Significant Variations Between Sectors in Previous Year

While municipal bond volume was essentially flat by par value in 2014, there were significant variations from sector to sector.

Education was down 5% and healthcare slipped 14%. On the other hand, general purpose was up 6%, utilities grew 15% and public facilities expanded 26%.

The sectors' relative strengths or weaknesses should be thought of in the context of the refundings that took place in the second half of the year due to falling interest rates, according to Citi senior municipal strategist George Friedlander.

The sectors that do long-duration, project-related issuances were where most of the refundings took place, he said.

This explanation helps to explain why utilities issuance was up, Friedlander said.

Most of it was refunding. Whereas overall issuance was up 3% in the third quarter and 30% in the fourth quarter, the figures for the utilities were 42% and 80%, respectively.

Bank of America Merrill Lynch head of municipal bond research Phil Fischer agreed that refundings were the explanation.

Education bonds usually have comparatively short maturities, making them unlikely to refund, which contributed to the sector's decline, he said.

"Many enterprise systems — water, sewer, electric, transportation — need infrastructure improvements that can't be deferred any longer," said Evercore director of municipal research Howard Cure.

"This could be driven by either government mandate, as in consent decrees by the federal government, to upgrade water or sewer systems, or a need to address neglected infrastructure before it becomes a safety hazard such as crumbling roadways and bridges," he explained.

The healthcare sector was down due to uncertainties connected with the Affordable Care Act and an excess of brick-and-mortar buildings due to an increasing emphasis on outpatient care, Friedlander said.

The excess of all these buildings was also connected with the large number of mergers that are continuing in the sector.

Many states have pulled back on education funding since 2010 said BMO Capital Markets managing director Justin Hoogendoorn.

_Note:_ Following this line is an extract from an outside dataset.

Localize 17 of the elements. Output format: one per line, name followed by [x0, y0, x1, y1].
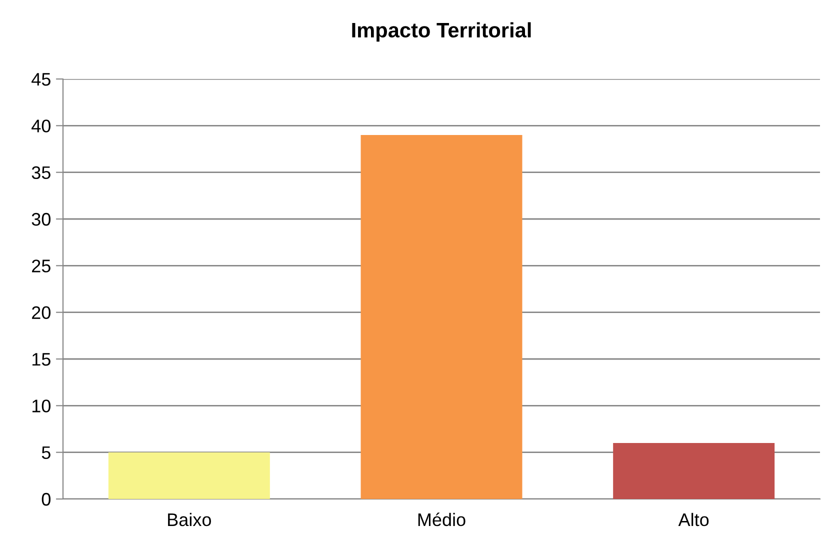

Besides the shifts in sectoral issuance, in 2014 there were many sharp twists in the subsectors.

In the utilities sector, the gas subsector went up 720% by par value.

The substitution of natural gas for coal, which has been going on for a while, picked up pace in the year, Fischer said.

Much of this work required municipal bonds.

Also in utilities, state agencies issuance went up 95% and that of districts went up 64%.

By comparison, in the same sector issuance went down 67% in counties and parishes.

Friedlander tied this to the second half's refunding surge. Much of the utilities issuance from the counties and has short maturities and is unlikely to be refunded, he said.

In the public-facilities sector, stadium and sports complex issuance was up 218% in 2014.

There's an expanding interest in building public facilities to support public interest in sports, Fischer said. Refinancing may have been a factor in this growth, he added.

In the transportation sector, the toll roads, highways and streets subsector grew by 21%.

Since the transportation trust fund is driven by the federal fuel tax and is running a deficit, there is less money from the federal government for transportation, Cure noted.

"State and local governments resorted to debt financed by increases in various transportation-related taxes and fees," he said.

There have been several new toll projects that have just started, Friedlander said. States felt a little flusher with money and because of this, they did more highway financings. Finally, many toll road bonds have long maturities and were refunded.

Fischer had alternate explanations for the bond volume growth for toll roads, highways and streets. Public-private partnership activity is growing, he said. There is a great need for a variety of types of infrastructure and bonds provide three quarters of the finances for infrastructure.

Higher education issuance was down 21% since the sector is seeing fewer students enroll due to demographic and cost factors, Friedlander said.

"While colleges want improved facilities in order to compete, they have to weigh that against the continued pressure to balance financial operations, particularly where schools are increasing the amount of financial aid in order to fill seats," Cure said.

In the education sector, taxable issuance was down 61% in the year, compared to a decline of 30.7% for all municipal bonds. The overall decline was because munis' ratios to Treasuries were down, Fischer noted.

The universities' taxable issuance was down even more because they have greater than average flexibility about their issuance, he said.

Finally, in the education sector, district issuance was up 18% by par value and nearly 4% by number of issues, even as par value and number of issues were down in the education sector. Friedlander said school districts were replacing obsolete schools for kindergarten to 12th grade schools.